PENDUDUK Desa Pelabuhan Ratu, Kecamatan Pelabuhan Ratu, Sukabumi
(Ja-Bar) tidak dapat lagi menangkap siaran TVRI. Tapi mereka
terus saja berlomba-lomba membeli pesawat televisi. Karena
ternyata barang itu merupakan simbol status di desa nelayan
tersebut.
Pada mulanya pesawat tv di desa ini dapat menangkap siaran TVRI
Pusat secara baik melalui stasiun relay di Bukit Cibogo, 6
kilometer dari Pelabuhan Ratu. Stasiun yang didirikan sejak 1973
itu adalah milik Samudera Beach Hotel yang memasang pesawat
televisi di beberapa kamar suite-nya. Penduduk Desa Pelabuhan
Ratu memanfaatkan stasiun itu, sehingga dalam waktu dekat sudah
banyak pesawat tv di desa itu.
Tapi karena letak stasiun relay tadi cukup jauh, 6 kilometer,
kemudian pihak hotel merasa repot mengontrolnya. Lebih-lebih
karena stasiun itu menggunakan tenaga aki. Semula pihak hotel
meminta kepada Tripida Pelabuhan Ratu agar turut merawat stasiun
itu. Namun karena permintaan itu tidak mendapat sambutan, pada
1976 akhirnya pengurus hotel memindahkan stasiun itu tanpa tiang
ke dekat hotel.
Melihat itu penduduk ribut, karena pesawat mereka tak dapat
menangkap siaran lagi. Apalagi sejak stasiun itu disambar
geledek Maret lalu. Di warung-warung, di surau dan di pasar
semua orang bicara tentang siaran TVRI Jakarta yang tidak lagi
dapat ditangkap. Di Cibadak, 60 kilometer dari Pelabuhan Ratu,
sebenarnya juga ada stasiun, tapi alat tersebut hanya mampu
merelay siaran TVRI untuk kawasan Sukabumi dan sekitarnya.
Gerimis
Akhirnya, Juni lalu, Tripida Pelabuhan Ratu bersama
pemuka-pemuka masyarakat minta agar stasiun pemancar milik
Samudera Beach Hotel dikembalikan ke Bukit Cibogo. Pihak hotel
tidak keberatan, asal "mereka bersedia menanggung biaya
perawatannya secara bersama," seperti kata asisten manajer
pemasaran hotel itu, Juddi Haryono Tahar. Nyatanya penduduk
masih sulit memenuhi persyaratan itu.
Tapi sementara itu para pemilik pesawat televisi tak mau
menyerah begitu saja. Pesawat diutak-atik agar dapat menangkap
siaran. Antena dipasang setinggi 15 hingga 20 meter, bahkan
lebih dari 100 meter lalu diputar-putar mencari gambar.
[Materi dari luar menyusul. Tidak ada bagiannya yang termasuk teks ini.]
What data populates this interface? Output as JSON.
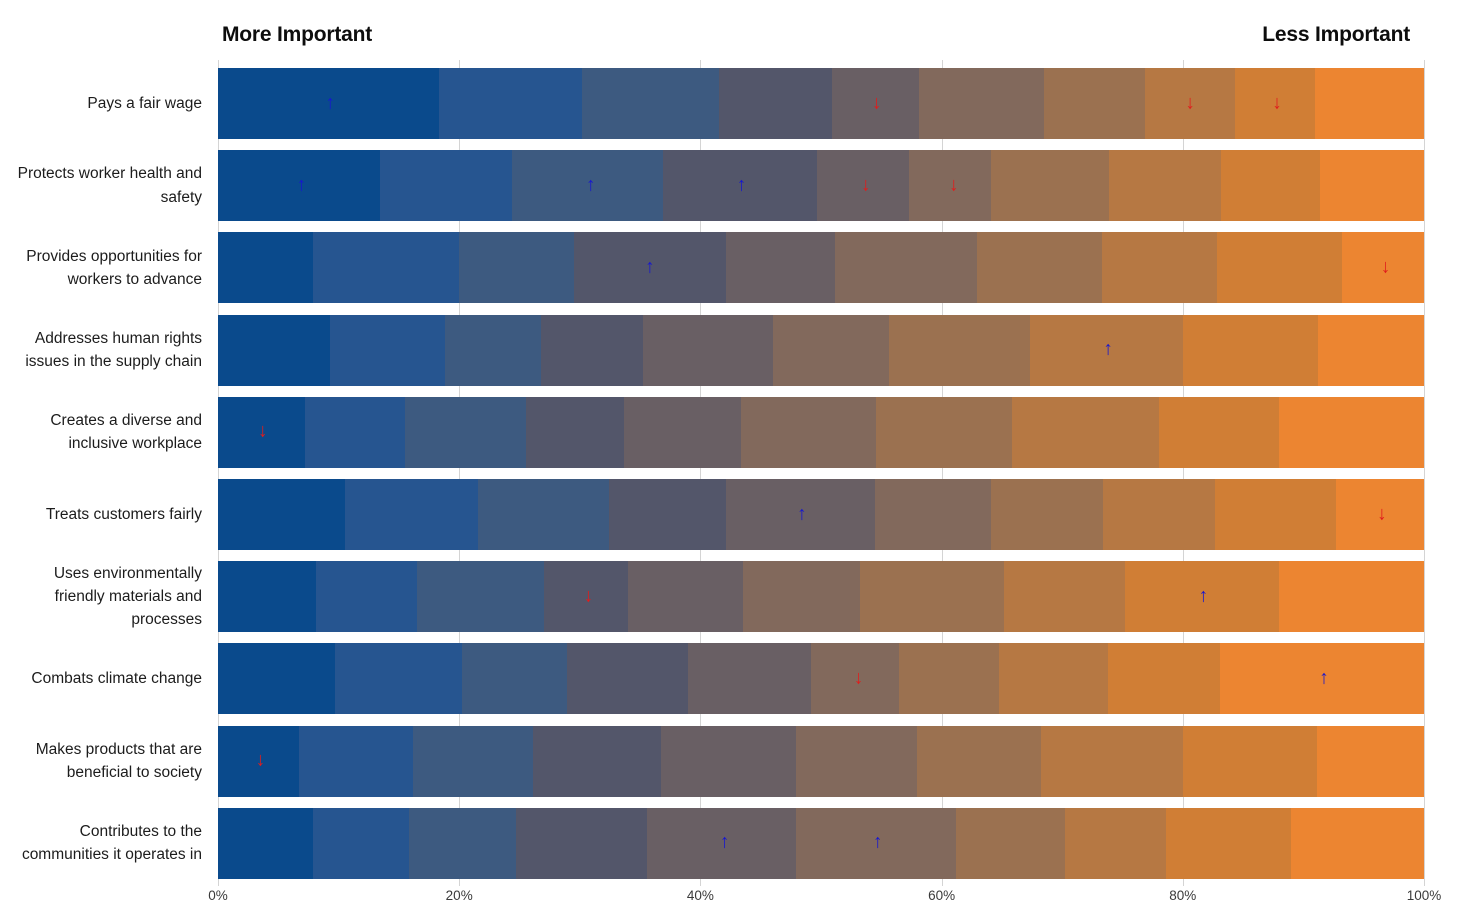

Hasilnya: gambar "hujan gerimis" atau gepeng yang terkadang
hilang samasekali.
Kalau terdengar seorang pemilik pesawat berhasil menampilkan
gambar yang agak bagus ke layar tv-nya, penduduk yang lain pun
ramai-ramai meniru arah antenanya - Bahkan ada pula yang
samasekali memindahkan tiang antenanya ke dekat antena yang
bergambar agak bagus tadi.
Ada pula yang memancangkan tiang antena di tengah sawah. Kalau
siaran masih juga terganggu antena dipindah lagi. Ke mana? "Ke
mana saja asal siaran dapat ditangkap, " kata seorang penduduk.
Pemindahan antena itu tentu main reka-reka saja. "Untuk
mendapatkan lokasi antena yang baik, ada pula yang minta
pertolongan dukun," ungkap penduduk tadi. Tapi hasilnya tetap,
gambar darl suara tak muncul.
Pesawat ukuran 14 inci, entah mengapa, ternyata lebih mampu
menangkap siaran. Akibatnya penduduk yang sempat memiliki tv
ukuran lebih besar, beramai-ramai melegonya, atau menukarnya
dengan pesawat berukuran 14 inci. Mereka membeli atau menukar
pesawat di Sukabumi atau Bandung.
Meskipun pesawat-pesawat itu tidak juga menampilkan gambar dan
suara seperti diharapkan, barang itu tetap dipelihara dengan
baik oleh pemiliknya. Bahkan selalu terpajang dengan menyolok di
ruang tamu rumah. Sebab di desa yang sebagian besar (dari 22.000
jiwa) penduduknya adalah nelayan itu, pesawat televisi telah
menjadi lambang status sosial suatu keluarga. Mungkin karena itu
pula jumlah pesawat televisi di sana meningkat setiap tahun.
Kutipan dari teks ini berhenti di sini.